The Academic Senate’s 2009 paper on enrollment management, Enrollment Management Revisited, is a resource to review as colleges consider how they prioritize course offerings. This paper makes the following recommendations to academic senates:

  1. The academic senate should create a forum to review the policies and procedures for enrollment management at the college/district.
  2. Academic senates should consider the recommendations from the 1999 paper The Role of Academic Senates in Enrollment Management. Those recommendations are still relevant and can help to inform local enrollment management conversations.
  3. Academic senates should make the case for why faculty should participate both in enrollment management policy development and decision-making. Title 5 §53200 says that the academic senate’s roles include responsibility for recommendations about academic and professional matters, curriculum, educational program development, standards and policies regarding student preparation and success as well as processes for planning and budget.
  4. The academic senate should initiate changes to the current enrollment management policy/processes if any of them are not providing students with an education of the highest quality.
  5. The academic senate should clarify with others which decisions should be primarily the purview of the academic senate versus those that an enrollment management committee (with academic senate representation) should decide.
  6. In any enrollment management or scheduling procedures, general questions such as the following should be asked:
    • Who is making the decisions about scheduling classes, including delivery mode and length of the courses? What is the faculty role? Why are courses scheduled in a particular mode or time frame? Is the decision based on academic judgment?
    • Where and when are enrollment management and scheduling decisions made—-in silos that do not communicate with one another, such as in administrator meetings and faculty department meetings separately? Or are decisions made in a concerted, thoughtful, data and policy-driven manner?
    • What class schedule produces the most success for students? The answer can vary for different populations of students and for different courses; only faculty can make the pedagogical determination. Local senates can make the case that because these questions are “academic and professional” in nature, they should fall to the senate per Title 5 regulations.
    • What effect on learning and student success might occur in any given scheduling scenario?

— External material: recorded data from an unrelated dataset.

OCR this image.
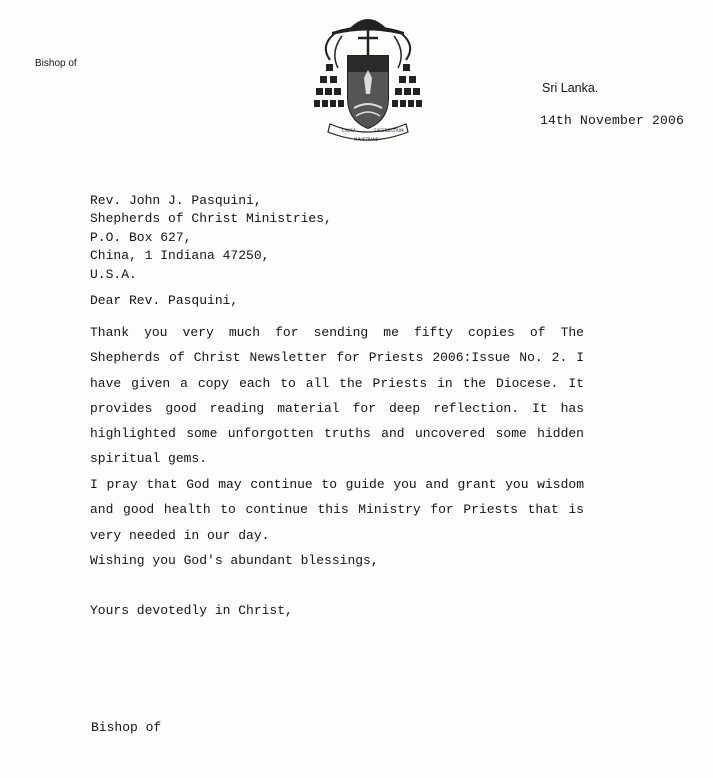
Bishop of
CAUSA	SACERDOTIUM
MINISTRARE
Sri Lanka.
14th November 2006
Rev. John J. Pasquini,
Shepherds of Christ Ministries,
P.O. Box 627,
China, 1 Indiana 47250,
U.S.A.
Dear Rev. Pasquini,
Thank you very much for sending me fifty copies of The Shepherds of Christ Newsletter for Priests 2006:Issue No. 2. I have given a copy each to all the Priests in the Diocese. It provides good reading material for deep reflection. It has highlighted some unforgotten truths and uncovered some hidden spiritual gems.
I pray that God may continue to guide you and grant you wisdom and good health to continue this Ministry for Priests that is very needed in our day.
Wishing you God's abundant blessings,
Yours devotedly in Christ,
Bishop of
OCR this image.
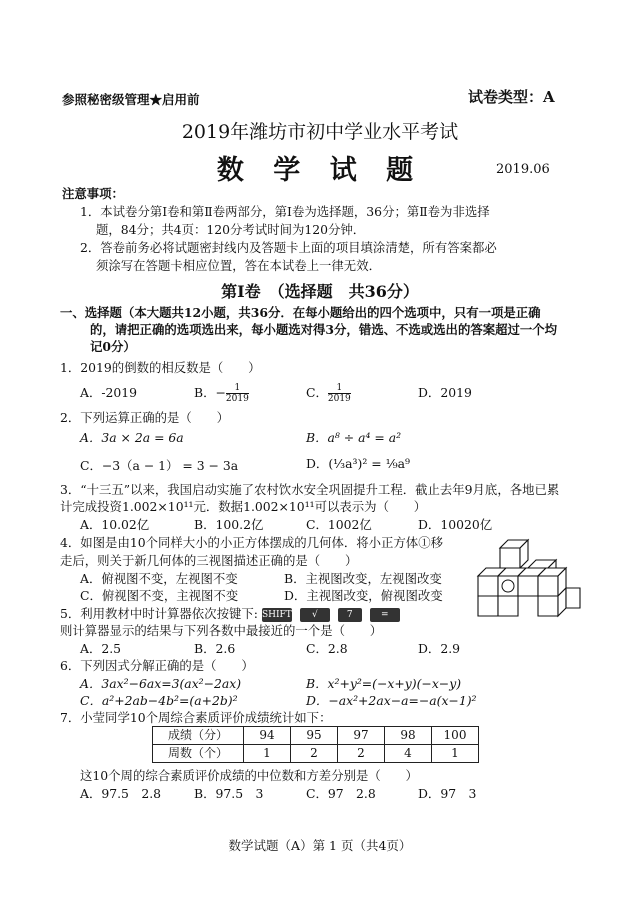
参照秘密级管理★启用前	试卷类型：A
2019年潍坊市初中学业水平考试
数 学 试 题	2019.06
注意事项：
1．本试卷分第Ⅰ卷和第Ⅱ卷两部分，第Ⅰ卷为选择题，36分；第Ⅱ卷为非选择
题，84分；共4页：120分考试时间为120分钟．
2．答卷前务必将试题密封线内及答题卡上面的项目填涂清楚，所有答案都必
须涂写在答题卡相应位置，答在本试卷上一律无效．
第Ⅰ卷　（选择题　共36分）
一、选择题（本大题共12小题，共36分．在每小题给出的四个选项中，只有一项是正确
的，请把正确的选项选出来，每小题选对得3分，错选、不选或选出的答案超过一个均
记0分）
1．2019的倒数的相反数是（　　）
A．-2019	B．− $\frac{1}{2019}$	C． $\frac{1}{2019}$	D．2019
2．下列运算正确的是（　　）
A．3a × 2a = 6a	B．a⁸ ÷ a⁴ = a²
C．−3（a − 1） = 3 − 3a	D．(⅓a³)² = ⅑a⁹
3．“十三五”以来，我国启动实施了农村饮水安全巩固提升工程．截止去年9月底，各地已累
计完成投资1.002×10¹¹元．数据1.002×10¹¹可以表示为（　　）
A．10.02亿	B．100.2亿	C．1002亿	D．10020亿
4．如图是由10个同样大小的小正方体摆成的几何体．将小正方体①移
走后，则关于新几何体的三视图描述正确的是（　　）
A．俯视图不变，左视图不变	B．主视图改变，左视图改变
C．俯视图不变，主视图不变	D．主视图改变，俯视图改变
5．利用教材中时计算器依次按键下: SHIFT √	7	=
则计算器显示的结果与下列各数中最接近的一个是（　　）
A．2.5	B．2.6	C．2.8	D．2.9
6．下列因式分解正确的是（　　）
A．3ax²−6ax=3(ax²−2ax)	B．x²+y²=(−x+y)(−x−y)
C．a²+2ab−4b²=(a+2b)²	D．−ax²+2ax−a=−a(x−1)²
7．小莹同学10个周综合素质评价成绩统计如下：
成绩（分）	94	95	97	98	100
周数（个）	1	2	2	4	1
这10个周的综合素质评价成绩的中位数和方差分别是（　　）
A．97.5　2.8	B．97.5　3	C．97　2.8	D．97　3
数学试题（A）第 1 页（共4页）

As the focus of the implementation of the Student Success Task Force recommendations shifts from student services to instruction, local senates will benefit from being proactive in exploring how they can better serve their students. Having a frank and honest discussion about enrollment management and, possibly, proposing changes in local policies and practices may be one way to take the lead in ensuring that we are doing the best by our students that we possibly can.